The VSKYLABS B-8M Gyrocopter Project
Highly realistic lightweight Gyroplane simulation
For X-Plane 11
The VSKYLABS B-8M Gyrocopter Project
The VSKYLABS VSL B-8M Gyrocopter Project is a highly accurate light weight Gyroplane flight dynamics and handling simulation, designed for X-Plane 11.
Project main features:
- Highly accurate and realistic simulation of a lightweight Gyrocopter (B-8M design).
- Full VR compatibility with X-Plane 11.
- FMOD sounds.
- Perfect for sight-seeing, tight places operations and bush-flying operations.
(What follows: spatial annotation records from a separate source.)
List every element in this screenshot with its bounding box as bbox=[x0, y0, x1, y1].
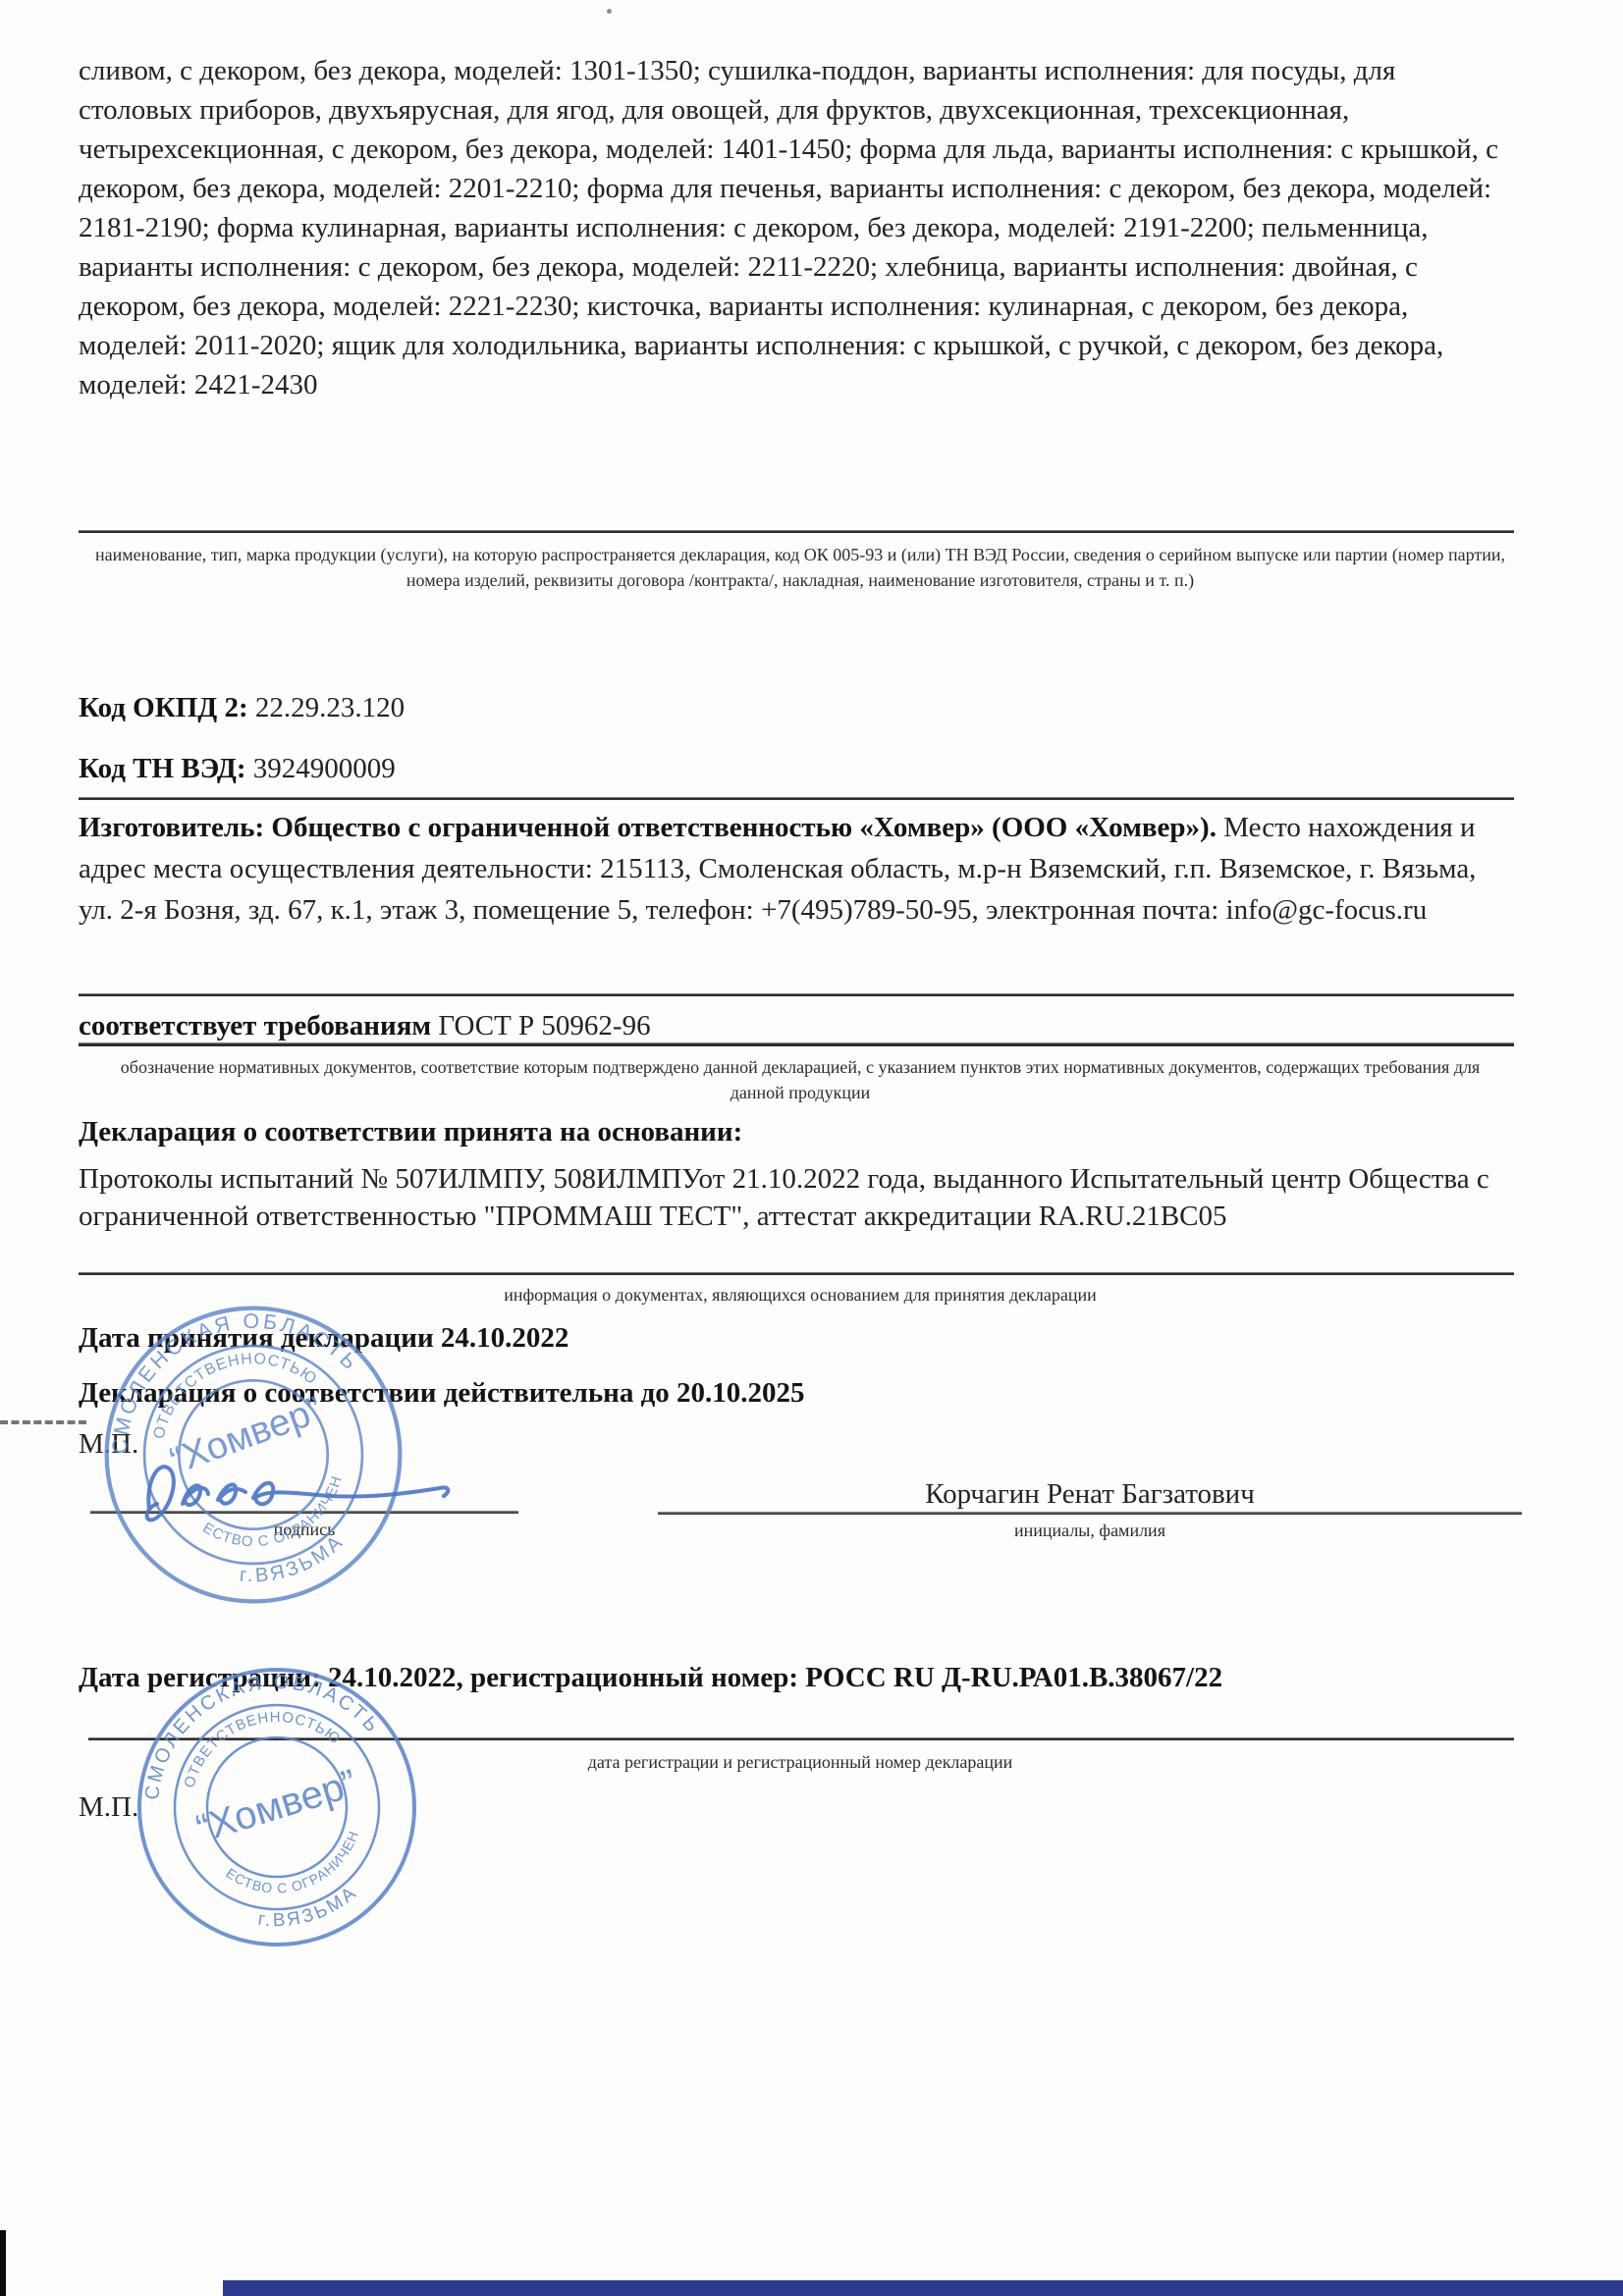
mp-label-1: М.П. bbox=[79, 1423, 275, 1465]
tnved-line: Код ТН ВЭД: 3924900009 bbox=[79, 748, 1514, 789]
horizontal-rule bbox=[79, 993, 1514, 996]
signature-line bbox=[90, 1511, 518, 1514]
scan-edge-artifact bbox=[0, 2230, 6, 2296]
signer-line bbox=[658, 1512, 1522, 1515]
manufacturer-bold: Изготовитель: Общество с ограниченной от… bbox=[79, 812, 1217, 843]
tnved-value: 3924900009 bbox=[253, 753, 396, 784]
svg-text:ОТВЕТСТВЕННОСТЬЮ: ОТВЕТСТВЕННОСТЬЮ bbox=[167, 1688, 347, 1793]
conformity-caption: обозначение нормативных документов, соот… bbox=[93, 1054, 1507, 1105]
okpd2-line: Код ОКПД 2: 22.29.23.120 bbox=[79, 687, 1514, 728]
adoption-date-line: Дата принятия декларации 24.10.2022 bbox=[79, 1317, 1514, 1359]
horizontal-rule bbox=[79, 1042, 1514, 1046]
horizontal-rule bbox=[79, 797, 1514, 800]
stamp-inner-arc-top: ОТВЕТСТВЕННОСТЬЮ bbox=[167, 1688, 347, 1793]
product-caption: наименование, тип, марка продукции (услу… bbox=[93, 542, 1507, 593]
declaration-page: сливом, с декором, без декора, моделей: … bbox=[0, 0, 1623, 2296]
okpd2-label: Код ОКПД 2: bbox=[79, 692, 248, 723]
scan-speck bbox=[607, 9, 612, 14]
signature-caption: подпись bbox=[90, 1520, 518, 1540]
horizontal-rule bbox=[79, 1272, 1514, 1275]
conformity-bold: соответствует требованиям bbox=[79, 1010, 431, 1041]
signer-caption: инициалы, фамилия bbox=[658, 1521, 1522, 1541]
conformity-line: соответствует требованиям ГОСТ Р 50962-9… bbox=[79, 1005, 1514, 1046]
basis-paragraph: Протоколы испытаний № 507ИЛМПУ, 508ИЛМПУ… bbox=[79, 1160, 1514, 1235]
scan-bottom-bar bbox=[223, 2280, 1623, 2296]
conformity-value: ГОСТ Р 50962-96 bbox=[438, 1010, 650, 1041]
registration-caption: дата регистрации и регистрационный номер… bbox=[93, 1749, 1507, 1775]
manufacturer-paragraph: Изготовитель: Общество с ограниченной от… bbox=[79, 807, 1514, 931]
okpd2-value: 22.29.23.120 bbox=[255, 692, 405, 723]
scan-dash-artifact bbox=[0, 1420, 86, 1424]
registration-line: Дата регистрации: 24.10.2022, регистраци… bbox=[79, 1657, 1514, 1698]
svg-text:г.ВЯЗЬМА: г.ВЯЗЬМА bbox=[251, 1879, 366, 1942]
stamp-city-arc: г.ВЯЗЬМА bbox=[251, 1879, 366, 1942]
signer-name: Корчагин Ренат Багзатович bbox=[658, 1478, 1522, 1511]
basis-heading: Декларация о соответствии принята на осн… bbox=[79, 1111, 1514, 1152]
mp-label-2: М.П. bbox=[79, 1787, 275, 1828]
horizontal-rule bbox=[79, 530, 1514, 533]
valid-until-line: Декларация о соответствии действительна … bbox=[79, 1372, 1514, 1414]
product-description: сливом, с декором, без декора, моделей: … bbox=[79, 51, 1514, 404]
horizontal-rule bbox=[88, 1737, 1514, 1740]
tnved-label: Код ТН ВЭД: bbox=[79, 753, 246, 784]
basis-caption: информация о документах, являющихся осно… bbox=[93, 1282, 1507, 1308]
VSKYLABS B-8M General Information
The VSKYLABS VSL B-8M Gyrocopter design is based on the general design features of the Bensen B-8M / X-25A Gyrocopter. Some design modifications were made to the tail section, which was redesigned with a longer tail-boom to improve lateral stability in the low-airspeed flying regime.
The VSKYLABS VSL B-8M Gyrocopter is propelled by a 45 hp 1/2 (half) VW engine, which is in general a twin cylinder, four stroke, horizontally opposed, air cooled, direct drive engine design based on the Volkswagen air-cooled engine.
What is an Gyroplane/Autogyro?
It is a flying machine which is using a rotary wing (main rotor) to provide lift. However, and unlike a conventional helicopter, the rotor is fixed with a free-spinning mechanism and it is not powered by the engine.
What makes the rotor spin in an Autogyro is the aerodynamic forces of the airflow which is moving through the rotor disc, in a phenomenon called 'Auto-rotation'. A separate propulsion source is required for forward flight.
Controls of an Autogyro:
There are three primary flight controls:
- Control stick.
- Rudder pedals.
Typically, the control stick tilts the rotor in both axes to provide pitch and roll control, but there are Autogyros which do not tilt the rotor at all, or only doing it in a single axis. such Autogyros are having conventional control surfaces. Rudder pedals provide yaw control, and the throttle controls engine power for forward thrust. In many cases, Autogyros are designed with pusher-propeller configuration to allow higher stability and effectiveness of the Rudder due to prop-wash.
Some Autogyros features a system called "pre-rotation". When engaged, drives the main rotor to start spinning before takeoff. This initial spin is crucial for the takeoff procedure as there is no available lift when the main rotor is not spinning or spinning very slowly. It can also reduce the take-off run significantly. In Autogyros that are not having a pre-rotation system, the pilot is getting the needed pre-rotation by doing it manually, using his hands, prior to takeoff.
Controlling an Autogyro during flight:
- Pulling back on the stick tilts the rotor back, increasing lift and decreasing forward airspeed.
- Pushing the stick forward decreases lift and increases airspeed. Because the changes of lift vectors, pulling or pushing the stick will result in a nose attitude change (pitch up/pitch down).
- The rudder pedals moves the rudder on the vertical stabilizer. The VSKYLABS VSL B-8M Gyrocopter is featuring differential brakes for ground operations, and in addition, it is also featuring a slight nose gear steering ability.
- Throttle is for the engine, as in any conventional, fixed wing aircraft.
Taking off with an Autogyro:
The rotor must be pre-rotated to produce enough lift and stability during the takeoff run. Trying to lift an Autogyro off the ground with its rotor not rotating fast enough will usually end up in a crash, or in a very long takeoff run. In small Autogyros, pre-rotation is usually done by using an auxiliary, small motor. There are other methods as well (even rotation by hand). Once the rotor is up to speed, the pre-rotation motor must be disengaged and the Autogyro is ready for brake release and takeoff run, to be lifted by autorotation of the rotor.
Pre-rotation: The VSKYLABS VSL B-8M Gyrocopter is utilizing the main engine for pre-rotation of the main rotor, by the use of a Clutch. Engaging the Clutch will result in engine's RPM reduction and excessive torque until the main rotor exceeds the needed RPM.
Caution: Do not throttle up the engine above 1400 RPM while the Pre-rotation (Clutch) is engaged. It may result with an excessive torque forces which may lead to an uncontrolled spin and crash.
When power is reduced, forward speed bleeds off and the Autogyro goes into a steady descent path. In this situation, lifting force is not enough to maintain altitude, but even when the engine is in Idle rpm or even shut-down, the Autogyro can descend and land safely. It cannot stall due to low airspeed, however, low rotor RPM during flight can lead to insufficient stability and control to maintain flight.